I used to be a pen and paper kind of photographer. That means that a lot of my thoughts, ideas, location picks, designs and whatnot were scattered across countless notebooks. I used to have one dedicated “photo notebook” but it was just never where I wanted it. When I needed to write something down, I reached for the first notebook that I saw and scribbled something down. The problem was that when I needed to see what I wrote, especially out in the field I a) didn’t/never had the same notebook or b) didn’t bring one at all.
So I must admit that it was a long process to adopt and accept Evernote as my medium for holding my photo ideas and whatnot. I will also state that it did take a bit of training to force myself not to revert back to the my notebooks as I do love a good pen and some fine paper. However, the usefulness of Evernote is growing on me and the more that I learn about how to use it, the more that it has become apart of my photography planning and educational workflow.
What is Evernote?
This is the basic question and I am not going to give the same rundown that everyone else has but I will say that it is basically an app that lets you store and organize information across all platforms from your computer to your device. It is how this information is gathered, stored, presented, and organized that makes evernote so great. Not to mention that it is primarily free.
That is the big question here right? Why use this over any of the hundreds of similar apps out there and especially for photography. My personal feeling on this is that there is a reason that we right this stuff down and that is to remember it and to have access to it at a later time. Evernote is a cross platform app that runs on any computer, from any browser, has a chrome app as well as a mac app etc. You get the idea and that is the beauty of it. It is there when you need it and want it. It also take up no more space then your phone, in many cases. Thus having your ideas and the information that you have saved with you at all times is a real plus.
However, there is also the organization of the app which makes it extremely useful. You separate your notes into notebooks which can be further into bundles which help keep your notebooks from getting too general. For example when I first started I had a notebook called “Photography” but I rarely used it. When I researched a little more and found Matt Kloskowski’s post, I further broke down the term and made it 100% more useful. So now I have grouped a series of notebooks called “Photography” These notebooks could be on any topic ranging from locations to ideas.
Pre-shoot prep and ideas are a great way to make sure that you are ready. A lot of the ideas that I have for a shoot get put into a notebook called “photo tips and ideas”. Any information that I need gets clipped into that as well. I find the app “pocket” to works better for clipping web articles but evernote does a better job of organizing but only clips a screen at a time.

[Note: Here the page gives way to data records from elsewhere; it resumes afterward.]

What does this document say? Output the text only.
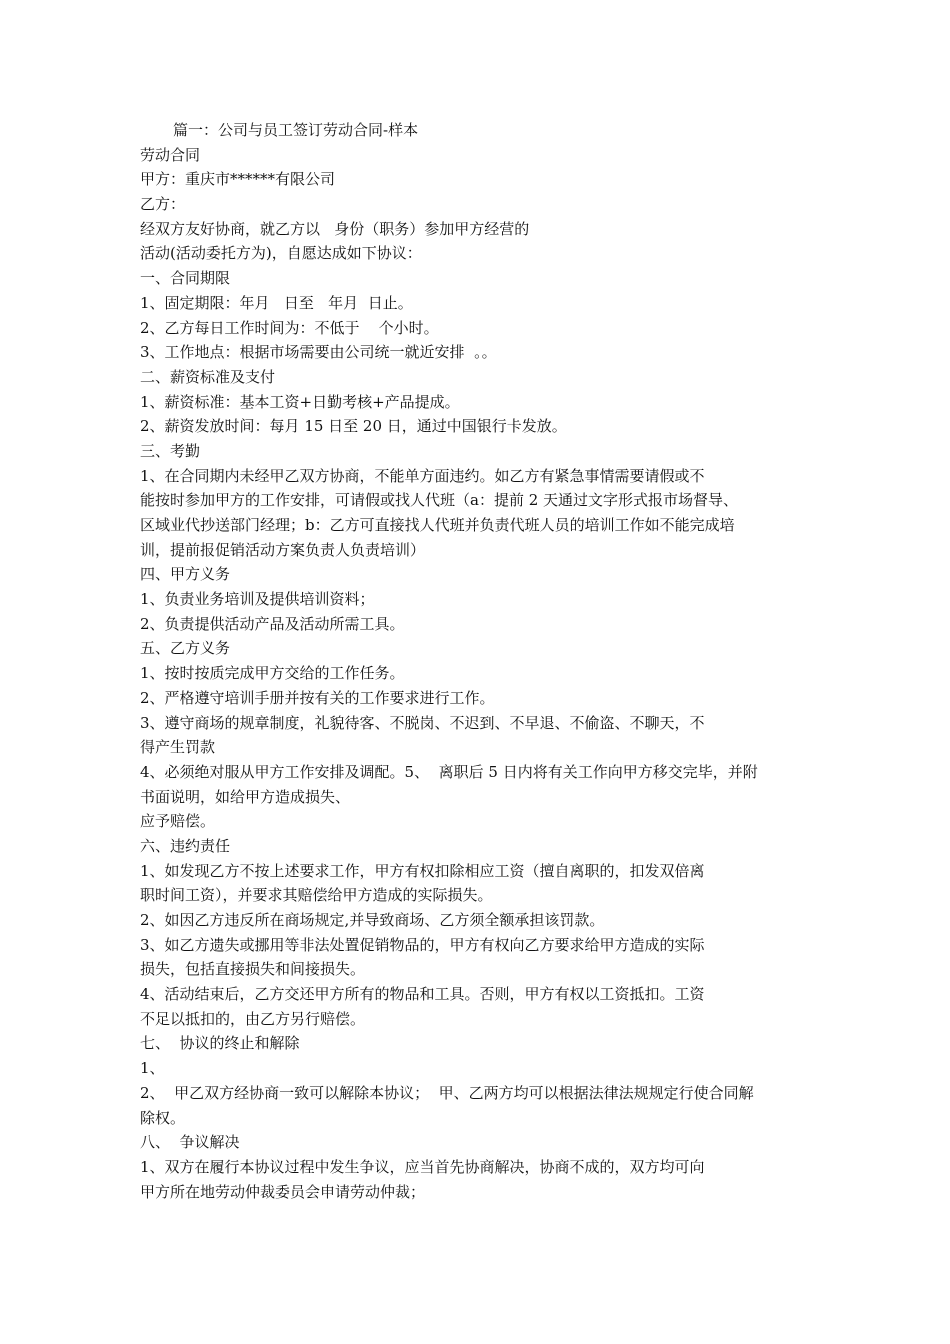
篇一：公司与员工签订劳动合同-样本
劳动合同
甲方：重庆市******有限公司
乙方：
经双方友好协商，就乙方以   身份（职务）参加甲方经营的
活动(活动委托方为)，自愿达成如下协议：
一、合同期限
1、固定期限：年月   日至   年月  日止。
2、乙方每日工作时间为：不低于    个小时。
3、工作地点：根据市场需要由公司统一就近安排  。。
二、薪资标准及支付
1、薪资标准：基本工资+日勤考核+产品提成。
2、薪资发放时间：每月 15 日至 20 日，通过中国银行卡发放。
三、考勤
1、在合同期内未经甲乙双方协商，不能单方面违约。如乙方有紧急事情需要请假或不
能按时参加甲方的工作安排，可请假或找人代班（a：提前 2 天通过文字形式报市场督导、
区域业代抄送部门经理；b：乙方可直接找人代班并负责代班人员的培训工作如不能完成培
训，提前报促销活动方案负责人负责培训）
四、甲方义务
1、负责业务培训及提供培训资料；
2、负责提供活动产品及活动所需工具。
五、乙方义务
1、按时按质完成甲方交给的工作任务。
2、严格遵守培训手册并按有关的工作要求进行工作。
3、遵守商场的规章制度，礼貌待客、不脱岗、不迟到、不早退、不偷盗、不聊天，不
得产生罚款
4、必须绝对服从甲方工作安排及调配。5、  离职后 5 日内将有关工作向甲方移交完毕，并附
书面说明，如给甲方造成损失、
应予赔偿。
六、违约责任
1、如发现乙方不按上述要求工作，甲方有权扣除相应工资（擅自离职的，扣发双倍离
职时间工资），并要求其赔偿给甲方造成的实际损失。
2、如因乙方违反所在商场规定,并导致商场、乙方须全额承担该罚款。
3、如乙方遗失或挪用等非法处置促销物品的，甲方有权向乙方要求给甲方造成的实际
损失，包括直接损失和间接损失。
4、活动结束后，乙方交还甲方所有的物品和工具。否则，甲方有权以工资抵扣。工资
不足以抵扣的，由乙方另行赔偿。
七、  协议的终止和解除
1、
2、  甲乙双方经协商一致可以解除本协议；  甲、乙两方均可以根据法律法规规定行使合同解
除权。
八、  争议解决
1、双方在履行本协议过程中发生争议，应当首先协商解决，协商不成的，双方均可向
甲方所在地劳动仲裁委员会申请劳动仲裁；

Location scouting comes up a lot in these kinds of articles but it really is a useful thing to have. Whether you see the location from the web or are out and about with only your phone, this is a handy tool. Combining images and the gps data from your phone you can get an exact location and it is tagged to the note.
Another thing that I use it for is that if I am shooting a subject that requires me to remember specific details then this is real handy. Think about shooting a series of dishes at a local restaurant and trying to remember all the names, prices, details, etc. Putting the details along with a picture in a note and putting all of that into one notebook for that shoot will help keep all of your information well organized and correct.

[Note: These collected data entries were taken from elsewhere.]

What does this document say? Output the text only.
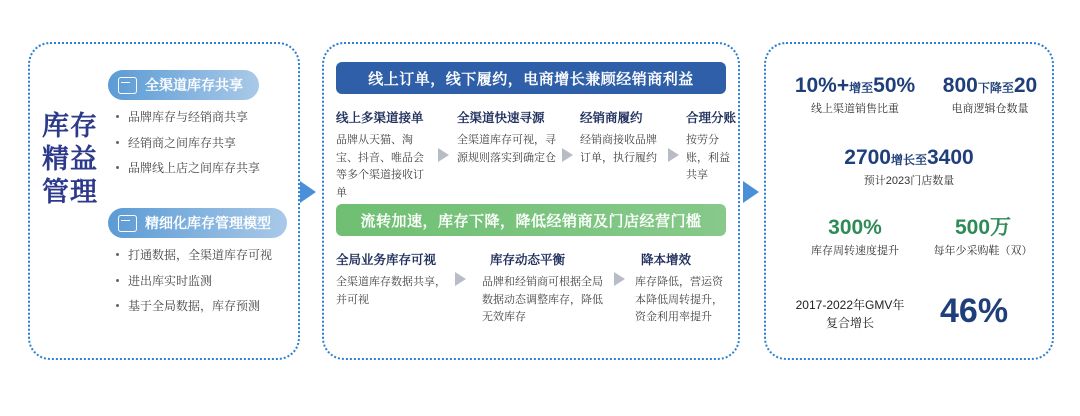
库存精益管理
全渠道库存共享
品牌库存与经销商共享
经销商之间库存共享
品牌线上店之间库存共享
精细化库存管理模型
打通数据，全渠道库存可视
进出库实时监测
基于全局数据，库存预测
线上订单，线下履约，电商增长兼顾经销商利益
线上多渠道接单
品牌从天猫、淘宝、抖音、唯品会等多个渠道接收订单
全渠道快速寻源
全渠道库存可视，寻源规则落实到确定仓
经销商履约
经销商接收品牌订单，执行履约
合理分账
按劳分账，利益共享
流转加速，库存下降，降低经销商及门店经营门槛
全局业务库存可视
全渠道库存数据共享，并可视
库存动态平衡
品牌和经销商可根据全局数据动态调整库存，降低无效库存
降本增效
库存降低，营运资本降低周转提升，资金利用率提升
10%+增至50%
线上渠道销售比重
800下降至20
电商逻辑仓数量
2700增长至3400
预计2023门店数量
300%
库存周转速度提升
500万
每年少采购鞋（双）
2017-2022年GMV年复合增长	46%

This also works well for shooting historical landscapes as well. Take a shot of the sign that gives you the information for that site and add in information found on the net and then you will have all the information for needed that location. I can’t tell you how many times I have shot a location and forgot what the name was or what was so special about it. This definitely helps keep you information and locations somewhat correct.
Both the desktop and app forms of the app are well laid out and easy to get around and use. Creating shortcuts, you can get to frequently used notes a lot faster. There is also “premium” content and whatnot but the free app works quite well and I am not entire sold on the premium content. For a great rundown of both features check here.

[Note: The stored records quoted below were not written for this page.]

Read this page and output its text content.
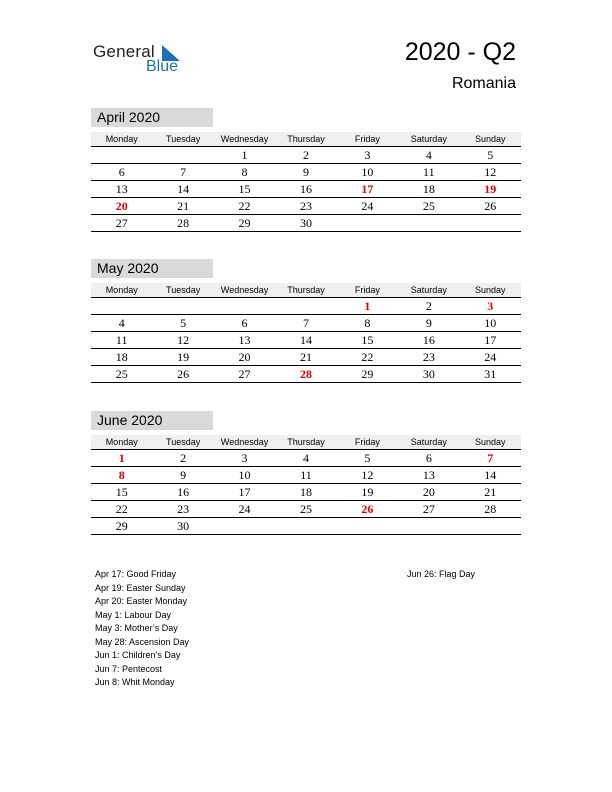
General
Blue
2020 - Q2
Romania
April 2020
Monday	Tuesday	Wednesday	Thursday	Friday	Saturday	Sunday
		1	2	3	4	5
6	7	8	9	10	11	12
13	14	15	16	17	18	19
20	21	22	23	24	25	26
27	28	29	30			
May 2020
Monday	Tuesday	Wednesday	Thursday	Friday	Saturday	Sunday
				1	2	3
4	5	6	7	8	9	10
11	12	13	14	15	16	17
18	19	20	21	22	23	24
25	26	27	28	29	30	31
June 2020
Monday	Tuesday	Wednesday	Thursday	Friday	Saturday	Sunday
1	2	3	4	5	6	7
8	9	10	11	12	13	14
15	16	17	18	19	20	21
22	23	24	25	26	27	28
29	30					
Apr 17: Good Friday
Apr 19: Easter Sunday
Apr 20: Easter Monday
May 1: Labour Day
May 3: Mother’s Day
May 28: Ascension Day
Jun 1: Children’s Day
Jun 7: Pentecost
Jun 8: Whit Monday
Jun 26: Flag Day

There are a ton a apps out there that do the same functions and may have more interesting features but for me evernote works well. While note directly promoted as a photography tool this is certainly a more organized approach to shooting. Having more information at your fingertips without out having to sift through google when you should be shooting anyway is a great asset. Also for those oldtimers like myself who still keep things in notebooks, this sort of bridges the gap in a way. It is also free.